In 1944 the role of the dancer Salome who becomes a spy in the nineteenth century reveals it. She then works several times with directors Charles Lamont and George Sherman, has for partners Rod Cameron, Dan Duryea and Howard Duff, but also George Brent (in The Beautiful Slave) and Van Heflin (in Tomahawk). She also distinguished herself in the musical Scheherazade (1947), alongside Jean-Pierre Aumont, and played the famous storyteller in The Eagle of the Desert. In Casbah by John Berry (1948), adaptation of the novel Pépé le Moko, facing Tony Martin and Peter Lorre she succeeds Mireille Balin and Hedy Lamarr.

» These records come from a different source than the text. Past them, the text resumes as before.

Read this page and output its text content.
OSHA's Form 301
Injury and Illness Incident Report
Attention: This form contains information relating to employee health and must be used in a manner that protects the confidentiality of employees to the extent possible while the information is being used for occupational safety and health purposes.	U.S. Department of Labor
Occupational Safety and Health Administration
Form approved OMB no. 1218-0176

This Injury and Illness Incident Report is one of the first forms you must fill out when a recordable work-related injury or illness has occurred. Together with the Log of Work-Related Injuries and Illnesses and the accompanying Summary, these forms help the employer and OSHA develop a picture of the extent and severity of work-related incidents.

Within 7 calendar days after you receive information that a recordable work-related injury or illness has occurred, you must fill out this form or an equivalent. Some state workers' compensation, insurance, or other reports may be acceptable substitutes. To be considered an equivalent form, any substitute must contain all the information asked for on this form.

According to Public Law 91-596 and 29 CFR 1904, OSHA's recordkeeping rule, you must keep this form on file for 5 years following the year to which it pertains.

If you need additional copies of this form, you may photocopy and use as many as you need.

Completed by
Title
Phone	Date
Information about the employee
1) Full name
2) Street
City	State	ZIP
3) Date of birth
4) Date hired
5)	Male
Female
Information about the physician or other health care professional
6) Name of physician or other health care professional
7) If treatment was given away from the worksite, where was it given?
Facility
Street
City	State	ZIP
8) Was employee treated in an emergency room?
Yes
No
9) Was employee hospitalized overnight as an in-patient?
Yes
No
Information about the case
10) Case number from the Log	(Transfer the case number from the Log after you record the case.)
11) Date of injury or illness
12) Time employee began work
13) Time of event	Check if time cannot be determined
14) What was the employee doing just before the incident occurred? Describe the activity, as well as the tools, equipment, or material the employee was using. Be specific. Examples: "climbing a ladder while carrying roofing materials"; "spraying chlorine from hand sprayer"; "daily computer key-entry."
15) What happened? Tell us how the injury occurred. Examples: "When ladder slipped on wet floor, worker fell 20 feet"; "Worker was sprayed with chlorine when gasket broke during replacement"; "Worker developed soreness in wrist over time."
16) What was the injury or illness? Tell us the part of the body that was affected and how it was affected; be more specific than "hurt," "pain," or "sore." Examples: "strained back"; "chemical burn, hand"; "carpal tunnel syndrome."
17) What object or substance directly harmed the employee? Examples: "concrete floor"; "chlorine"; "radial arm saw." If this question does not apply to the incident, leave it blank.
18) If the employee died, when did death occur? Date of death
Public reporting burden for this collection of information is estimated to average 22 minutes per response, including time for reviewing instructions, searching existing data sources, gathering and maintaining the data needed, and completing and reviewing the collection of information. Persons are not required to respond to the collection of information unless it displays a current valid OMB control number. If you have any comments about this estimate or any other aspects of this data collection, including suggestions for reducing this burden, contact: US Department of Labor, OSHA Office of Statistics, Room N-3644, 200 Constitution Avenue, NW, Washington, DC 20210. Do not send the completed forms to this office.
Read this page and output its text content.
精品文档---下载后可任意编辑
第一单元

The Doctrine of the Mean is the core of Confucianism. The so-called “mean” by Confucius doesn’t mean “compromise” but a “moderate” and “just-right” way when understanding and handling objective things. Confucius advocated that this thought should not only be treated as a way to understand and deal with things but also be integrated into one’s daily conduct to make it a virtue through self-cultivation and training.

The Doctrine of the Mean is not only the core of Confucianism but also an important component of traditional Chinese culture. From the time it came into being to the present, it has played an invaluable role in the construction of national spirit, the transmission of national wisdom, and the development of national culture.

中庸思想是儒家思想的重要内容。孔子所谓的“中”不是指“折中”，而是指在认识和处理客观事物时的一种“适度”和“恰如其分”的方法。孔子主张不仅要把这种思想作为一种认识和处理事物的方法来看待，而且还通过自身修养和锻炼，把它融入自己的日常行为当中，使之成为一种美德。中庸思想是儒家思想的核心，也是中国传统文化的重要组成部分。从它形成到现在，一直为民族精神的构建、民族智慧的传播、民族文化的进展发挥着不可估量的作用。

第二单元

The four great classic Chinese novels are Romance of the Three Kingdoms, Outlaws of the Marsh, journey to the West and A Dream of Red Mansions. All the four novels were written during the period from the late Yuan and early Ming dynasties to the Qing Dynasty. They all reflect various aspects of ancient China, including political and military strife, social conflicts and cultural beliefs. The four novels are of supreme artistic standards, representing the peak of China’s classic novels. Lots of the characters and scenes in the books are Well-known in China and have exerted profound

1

In addition to these roles of exotic adventuresses, she makes a name for herself in two film noirs with Burt Lancaster: The Demons of Freedom by Jules Dassin and For You I Killed by Robert Siodmak, two classics of the genre. Strong personality of the screen, comparable to Maureen O'Hara, Susan Hayward or Jane Russell, because able to support an action film, a western for example, she plays Calamity Jane in The Girl from the Prairies.

Summits

Hollywood continued the following years to exploit its exotic and "virile" vein: Robert Parrish's Madonna of Desire with Joel McCrea, Raoul Walsh's La Belle Espionne (1953) with Rock Hudson (after Victor Hugo), Allan Dwan's Tornado with Cornel Wilde, Jacques Tourneur's Timbuktu (1959) with Victor Mature perpetuate her image of adventurer and Walsh's Free Slave (1957), facing Clark Gable, is the peak of this course, the Gone with the Wind actress.

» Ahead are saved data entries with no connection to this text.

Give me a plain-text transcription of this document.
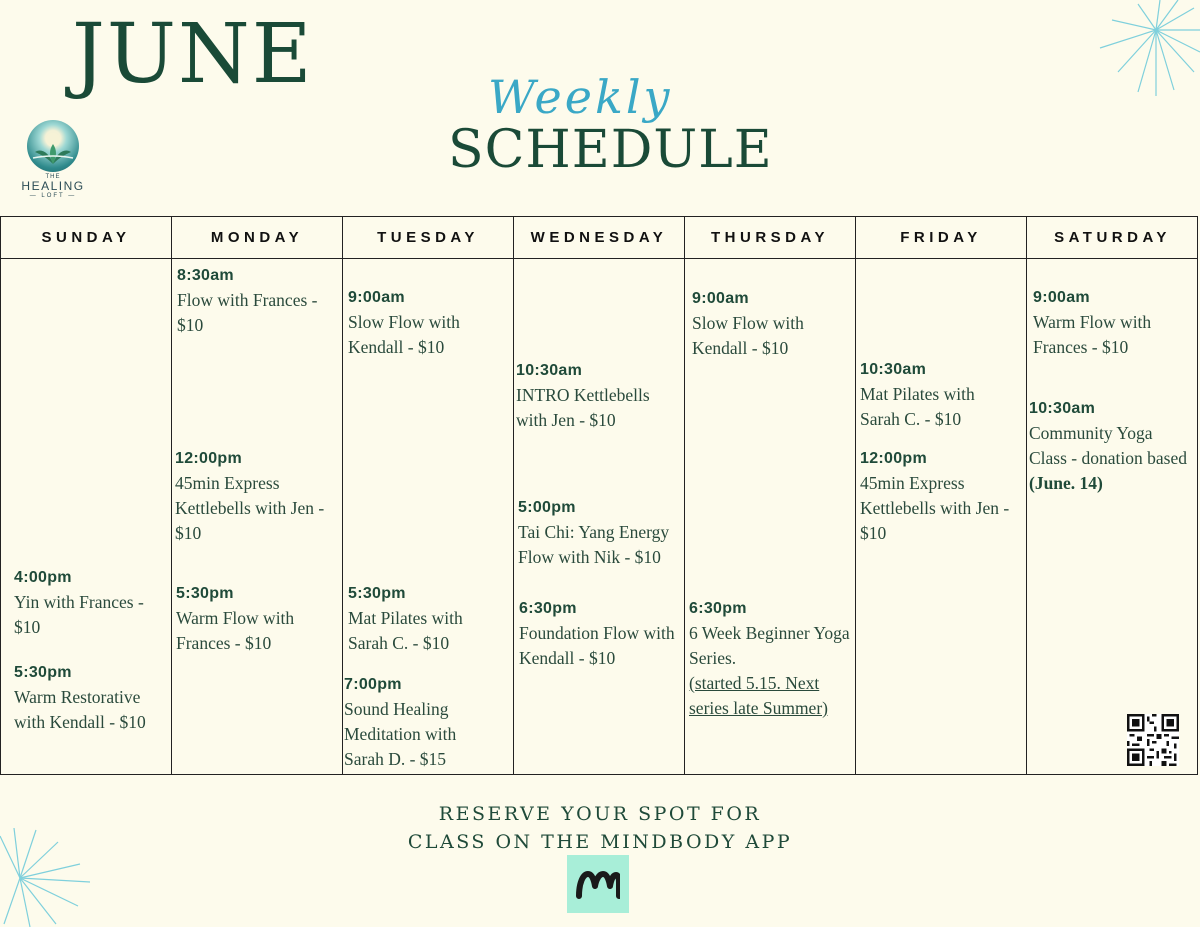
JUNE
THE
HEALING
— LOFT —
Weekly
SCHEDULE
SUNDAY
4:00pm
Yin with Frances - $10
5:30pm
Warm Restorative with Kendall - $10
MONDAY
8:30am
Flow with Frances - $10
12:00pm
45min Express Kettlebells with Jen - $10
5:30pm
Warm Flow with Frances - $10
TUESDAY
9:00am
Slow Flow with Kendall - $10
5:30pm
Mat Pilates with Sarah C. - $10
7:00pm
Sound Healing Meditation with Sarah D. - $15
WEDNESDAY
10:30am
INTRO Kettlebells with Jen - $10
5:00pm
Tai Chi: Yang Energy Flow with Nik - $10
6:30pm
Foundation Flow with Kendall - $10
THURSDAY
9:00am
Slow Flow with Kendall - $10
6:30pm
6 Week Beginner Yoga Series.
(started 5.15. Next series late Summer)
FRIDAY
10:30am
Mat Pilates with Sarah C. - $10
12:00pm
45min Express Kettlebells with Jen - $10
SATURDAY
9:00am
Warm Flow with Frances - $10
10:30am
Community Yoga Class - donation based (June. 14)
RESERVE YOUR SPOT FOR
CLASS ON THE MINDBODY APP
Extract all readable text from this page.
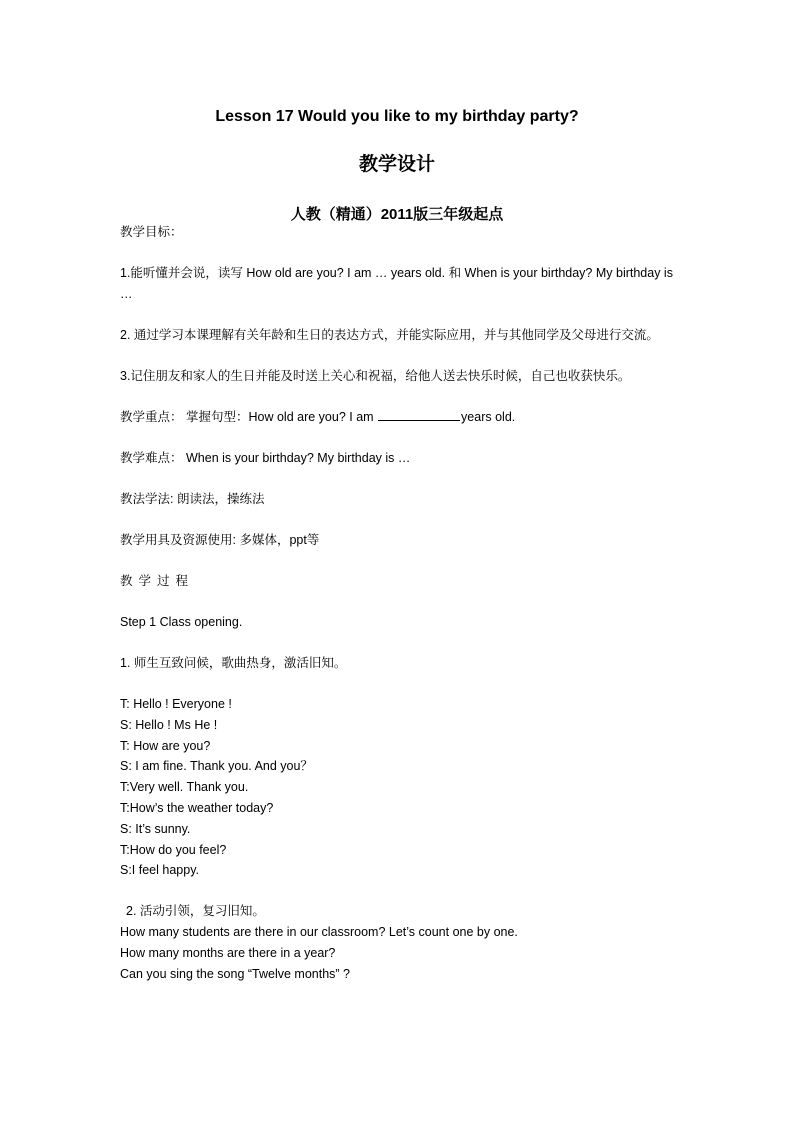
Lesson 17 Would you like to my birthday party?
教学设计
人教（精通）2011版三年级起点

教学目标：

1.能听懂并会说，读写 How old are you? I am … years old. 和 When is your birthday? My birthday is …

2. 通过学习本课理解有关年龄和生日的表达方式，并能实际应用，并与其他同学及父母进行交流。

3.记住朋友和家人的生日并能及时送上关心和祝福，给他人送去快乐时候，自己也收获快乐。

教学重点： 掌握句型：How old are you? I am	years old.

教学难点： When is your birthday? My birthday is …

教法学法: 朗读法，操练法

教学用具及资源使用: 多媒体，ppt等

教学过程

Step 1 Class opening.

1. 师生互致问候，歌曲热身，激活旧知。

T: Hello ! Everyone !

S: Hello ! Ms He !

T: How are you?

S: I am fine. Thank you. And you？

T:Very well. Thank you.

T:How’s the weather today?

S: It’s sunny.

T:How do you feel?

S:I feel happy.

2. 活动引领，复习旧知。

How many students are there in our classroom? Let’s count one by one.

How many months are there in a year?

Can you sing the song “Twelve months” ?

Catalogued as a typical interpreter, she joined Ricardo Montalban, Vittorio Gassman and Pier Angeli in the cast of Sombrero (about a Mexican village) and played Carlos Thompson in William Dieterle's Magic Fire and Fort Alger. His participation in the peplum of Cecil B. DeMille The Ten Commandments, as the wife of Moses (Charlton Heston), is another peak in his career in the 1950s.

Europe and comedies

At the same time, Yvonne De Carlo diversifies her jobs, particularly in the comedy. She declined the genre in front of British virtuosos: Peter Ustinov in Hotel Sahara (1951), Alec Guiness in Captain Paradise (1953), David Niven in Heritage and old ghosts of Mario Zampi.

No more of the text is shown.